PLA is not toxic! In fact, it is used in the medical industry in implants, which can be biodegraded in the body over time.

The poor to no ventilation available in some house or office 3D printers has been reported as a source of risk. Even though the chemicals emitted by PLA have been claimed to be harmless, the release of nanoparticles can potentially pose a health threat.

Which Methods of Production are Available?

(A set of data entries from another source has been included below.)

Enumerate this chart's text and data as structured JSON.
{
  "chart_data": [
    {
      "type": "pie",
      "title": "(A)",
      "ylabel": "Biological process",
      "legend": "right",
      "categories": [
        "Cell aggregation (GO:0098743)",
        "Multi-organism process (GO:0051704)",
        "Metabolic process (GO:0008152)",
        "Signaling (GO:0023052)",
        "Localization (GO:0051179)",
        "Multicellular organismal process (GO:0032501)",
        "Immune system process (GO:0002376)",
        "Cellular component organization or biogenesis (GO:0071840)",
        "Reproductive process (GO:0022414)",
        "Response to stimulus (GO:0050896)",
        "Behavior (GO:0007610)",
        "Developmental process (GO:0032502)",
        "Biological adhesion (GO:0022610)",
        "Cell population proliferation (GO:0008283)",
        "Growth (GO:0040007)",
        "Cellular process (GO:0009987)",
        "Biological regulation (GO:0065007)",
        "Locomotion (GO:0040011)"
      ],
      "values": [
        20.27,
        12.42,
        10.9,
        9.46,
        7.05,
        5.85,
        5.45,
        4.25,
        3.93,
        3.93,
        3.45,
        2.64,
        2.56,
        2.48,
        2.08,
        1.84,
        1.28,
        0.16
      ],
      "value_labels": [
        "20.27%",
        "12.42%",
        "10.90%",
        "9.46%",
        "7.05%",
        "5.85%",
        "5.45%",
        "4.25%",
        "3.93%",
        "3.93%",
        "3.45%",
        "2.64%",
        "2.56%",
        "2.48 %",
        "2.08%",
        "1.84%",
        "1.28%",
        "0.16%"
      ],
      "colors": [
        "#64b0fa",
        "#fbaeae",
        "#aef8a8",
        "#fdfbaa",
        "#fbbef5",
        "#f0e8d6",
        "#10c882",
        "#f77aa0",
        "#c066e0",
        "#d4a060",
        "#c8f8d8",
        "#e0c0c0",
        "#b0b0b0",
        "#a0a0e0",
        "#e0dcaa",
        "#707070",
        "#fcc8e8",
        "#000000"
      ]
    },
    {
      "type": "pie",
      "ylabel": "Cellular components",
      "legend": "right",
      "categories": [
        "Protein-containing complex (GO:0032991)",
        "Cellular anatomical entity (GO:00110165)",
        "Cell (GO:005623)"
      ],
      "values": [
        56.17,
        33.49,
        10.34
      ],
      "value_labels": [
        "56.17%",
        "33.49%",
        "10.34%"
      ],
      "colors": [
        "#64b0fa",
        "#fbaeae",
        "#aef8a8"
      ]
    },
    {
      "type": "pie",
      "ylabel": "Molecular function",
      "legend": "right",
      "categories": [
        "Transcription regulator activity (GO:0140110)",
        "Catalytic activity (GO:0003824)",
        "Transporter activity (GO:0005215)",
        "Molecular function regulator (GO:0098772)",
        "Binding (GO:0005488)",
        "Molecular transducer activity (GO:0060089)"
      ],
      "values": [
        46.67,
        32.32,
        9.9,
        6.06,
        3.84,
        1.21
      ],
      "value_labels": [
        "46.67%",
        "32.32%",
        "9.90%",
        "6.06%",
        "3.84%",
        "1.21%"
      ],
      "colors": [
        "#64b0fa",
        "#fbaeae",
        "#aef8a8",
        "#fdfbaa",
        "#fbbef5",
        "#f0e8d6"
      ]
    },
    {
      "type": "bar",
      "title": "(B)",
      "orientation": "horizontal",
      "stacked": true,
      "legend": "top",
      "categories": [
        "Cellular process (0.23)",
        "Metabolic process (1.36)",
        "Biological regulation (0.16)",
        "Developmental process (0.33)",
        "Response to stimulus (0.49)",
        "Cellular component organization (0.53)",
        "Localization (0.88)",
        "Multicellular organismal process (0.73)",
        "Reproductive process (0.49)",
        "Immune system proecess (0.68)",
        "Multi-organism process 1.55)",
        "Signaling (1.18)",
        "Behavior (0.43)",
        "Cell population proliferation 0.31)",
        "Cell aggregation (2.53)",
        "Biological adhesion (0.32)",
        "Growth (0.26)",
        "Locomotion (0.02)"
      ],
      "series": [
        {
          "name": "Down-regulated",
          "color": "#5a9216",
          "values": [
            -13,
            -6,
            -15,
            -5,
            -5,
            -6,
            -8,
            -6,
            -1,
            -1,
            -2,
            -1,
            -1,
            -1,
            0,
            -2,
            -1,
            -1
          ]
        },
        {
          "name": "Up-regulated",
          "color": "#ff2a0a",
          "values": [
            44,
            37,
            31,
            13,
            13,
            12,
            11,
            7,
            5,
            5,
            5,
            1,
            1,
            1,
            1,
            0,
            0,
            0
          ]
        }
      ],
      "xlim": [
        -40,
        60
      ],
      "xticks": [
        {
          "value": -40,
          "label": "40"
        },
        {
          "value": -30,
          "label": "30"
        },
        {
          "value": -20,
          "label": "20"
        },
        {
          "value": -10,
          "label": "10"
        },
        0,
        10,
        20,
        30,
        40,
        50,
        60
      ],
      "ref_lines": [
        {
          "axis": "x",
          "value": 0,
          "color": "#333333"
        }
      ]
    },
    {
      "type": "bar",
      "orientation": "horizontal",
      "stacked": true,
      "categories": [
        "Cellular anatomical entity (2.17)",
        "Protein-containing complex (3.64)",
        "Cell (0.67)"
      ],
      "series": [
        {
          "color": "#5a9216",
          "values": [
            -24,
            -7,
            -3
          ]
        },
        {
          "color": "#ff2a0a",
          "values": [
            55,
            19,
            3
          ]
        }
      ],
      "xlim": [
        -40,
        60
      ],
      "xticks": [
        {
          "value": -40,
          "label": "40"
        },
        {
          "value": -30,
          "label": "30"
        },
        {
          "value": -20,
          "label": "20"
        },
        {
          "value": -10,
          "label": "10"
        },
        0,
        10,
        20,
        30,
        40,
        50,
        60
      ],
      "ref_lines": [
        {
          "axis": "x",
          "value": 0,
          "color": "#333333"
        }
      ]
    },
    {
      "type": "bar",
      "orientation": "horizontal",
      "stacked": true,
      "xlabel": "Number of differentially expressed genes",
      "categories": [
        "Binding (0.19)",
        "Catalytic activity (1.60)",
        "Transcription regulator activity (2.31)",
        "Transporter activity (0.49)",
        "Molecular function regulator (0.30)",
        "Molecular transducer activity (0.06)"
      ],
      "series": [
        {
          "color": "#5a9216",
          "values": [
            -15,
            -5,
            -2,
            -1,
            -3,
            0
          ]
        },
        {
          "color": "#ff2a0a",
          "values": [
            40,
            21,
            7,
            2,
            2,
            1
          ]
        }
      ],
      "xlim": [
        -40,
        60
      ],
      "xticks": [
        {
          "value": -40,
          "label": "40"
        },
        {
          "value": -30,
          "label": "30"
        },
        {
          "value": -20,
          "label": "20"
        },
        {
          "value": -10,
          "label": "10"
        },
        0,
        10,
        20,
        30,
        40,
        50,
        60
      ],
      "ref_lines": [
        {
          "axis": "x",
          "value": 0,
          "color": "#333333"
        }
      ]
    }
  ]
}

The methods for processing PLA plastic are no different than those applied to other commercial polymers, such as PS and PET. Of special importance during industrial production is controlling PLA’s humidity: A high concentration of moisture can result in a failed piece. Additionally, production at high temperatures may result in PLA degradation. It can be manufactured with below methods

  1. Extrusion:
  2. Injection molding:
  3. Injection stretch blow molding:
  4. Cast film and sheet:
  5. Thermoforming:
  6. 3D printing: PLA is by far the most popular 3D printing filament! It’s easy to print with, boasts a competitive price and offers an extensive variety in the market.

The Future of PLA

PLA is an awesome development that offers amazing possibilities for replacing petroleum-based plastics. The bio-based and biodegradable principles promise this thermoplastic will have increasing application in the medical and food industries, among others. However, much has to be overcome to ensure actual sustainability. Two main points in PLA research to be overcome are:

  1. Crystallization behavior of different grades within PLA. This is essential in order to control the plastic’s degradation rate, optical properties, thermal resistance, and mechanical properties, among others.
  2. Feasible and accessible means for separation and decomposition of PLA are needed. So far, regardless of the advantageous decomposition possibilities of the plastic, the failure in properly reaching the waste material to the correct composite facility might result in it being no better than other petroleum-based plastics.

So, even though we are keen to see its development in the years to come, a broader reach, stronger waste disposal and enhancement of the mechanical properties are essential in order to take over the non-renewable plastics currently dominating the industry.